Leaving unargued whether or no Brooklyn is a place where poor devils much do congregate, we proceed at once to say that, in any event, no city, not even the model “wealthy and intelligent” one, is without poor devils. They are of various kinds. There are quite a good many of them who wouldn’t by superficial observers be classed in the list; but they belong there nevertheless. Some are dressed in fine clothes, clean shirts, and fare sumptuously every day. Some have bank accounts, draw checks for fabulous sums, and are “good” for the same. Yet for all that, they are poor devils.

There is one in Wall street. He may be seen every day, moving with eager and nervous motions, his face sharp and cadaverous, his eyes sending out a hard non-human expression, and his whole being concentrated in the one thing, money. Of that he has plenty enough—but what else has he? We know him not, yet we know enough of him. He is not to be envied. Through all his cash accounts, his secure standing, his keenness and success in business, we put him down as a poor devil. We put him at the head of the list.

Then a most determined “man of pleasure,” an industrious gentleman who makes it the business of his life to enjoy himself—yet fails. In fact he overdoes it. He works too strong in one direction.

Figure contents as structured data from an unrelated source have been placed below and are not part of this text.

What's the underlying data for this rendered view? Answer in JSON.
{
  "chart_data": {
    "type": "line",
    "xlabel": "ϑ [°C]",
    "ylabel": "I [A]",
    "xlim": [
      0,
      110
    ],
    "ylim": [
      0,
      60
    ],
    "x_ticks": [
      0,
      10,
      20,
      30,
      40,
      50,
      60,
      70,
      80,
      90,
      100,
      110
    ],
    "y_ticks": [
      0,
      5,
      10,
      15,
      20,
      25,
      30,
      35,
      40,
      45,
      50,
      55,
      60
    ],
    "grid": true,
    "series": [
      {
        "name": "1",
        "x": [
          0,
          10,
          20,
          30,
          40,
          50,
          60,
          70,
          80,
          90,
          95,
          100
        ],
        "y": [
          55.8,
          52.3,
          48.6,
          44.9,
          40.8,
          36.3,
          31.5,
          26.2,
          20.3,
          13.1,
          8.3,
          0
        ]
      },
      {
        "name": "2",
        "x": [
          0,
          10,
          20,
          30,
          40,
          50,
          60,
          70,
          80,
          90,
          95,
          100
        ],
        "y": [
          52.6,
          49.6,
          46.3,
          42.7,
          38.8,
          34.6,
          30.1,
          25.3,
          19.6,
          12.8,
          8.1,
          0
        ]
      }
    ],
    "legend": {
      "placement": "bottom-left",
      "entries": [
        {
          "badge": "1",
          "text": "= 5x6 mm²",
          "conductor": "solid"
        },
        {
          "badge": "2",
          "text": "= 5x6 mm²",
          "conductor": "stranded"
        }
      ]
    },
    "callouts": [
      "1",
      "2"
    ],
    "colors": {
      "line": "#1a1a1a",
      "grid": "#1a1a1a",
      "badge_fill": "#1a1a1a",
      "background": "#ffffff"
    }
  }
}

Pleasure (the real article) seldom responds to these who make a dead set after it—while on the other hand, it sometimes springs up, gay and impromptu, without warning, without preparation. Do you suppose the one who laughs the loudest, and carouses the oftenest, sees the most happiness?

We should also say that there are poor devils in some of the religious institutions, the churches. Excuse us, but the fact will not be denied. We know a man who is so deeply saturated with the belief of his illimitable sin, his “unworthiness,” that we are with pain compelled, (mentioning no names,) to bring him under the fearful heading of this article. The man we allude to is not a bad man—not very; but he himself has an idea, according to his statements, prayers, &c., that he is as the devil incarnate, even Belzebub. This idea rises with him in the morning, and lies down at night. So you see, good reader, how the want of a little self-esteem can make a poor devil!

A literary poor devil! Behold him, an ill-dressed ghost, haunting the regions of Ann street, Nassau street, and Spruce street, in New York. He has partaken of a great many boarding-houses—being a kind of Wandering Jew of such places. An old-experienced land-lady would know him at a glance, and, without demur, would inform him, “every room occupied.” The literary poor devil is an eater of four-cent pieces of pie—also coffee and cakes. He has had engagements in different capacities in the newspapers. He has even dreamed of writing a book. He drinks lager beer; nor are his lips strangers to gin.

Thus we come to the base of the pyramid of poor devils—the substratum—that great body, the rummies. You may watch one of this sort from the beginning. Hogarth,1 in his day, pictured a type of one of them, in his “Rake’s Progress.” In New York and Brooklyn you perhaps note a young man, good-looking, well-dressed, hanging round the drinking saloons and barrooms. He picks up his living, after a fashion—but that sinister look out of the once candid and manly face tells it is not now by the trade he served a wholesome apprenticeship to. He drops down, down, little by little, lower and lower, and, in due time, a wreck of a man, points our moral as the most degraded of all the poor devils.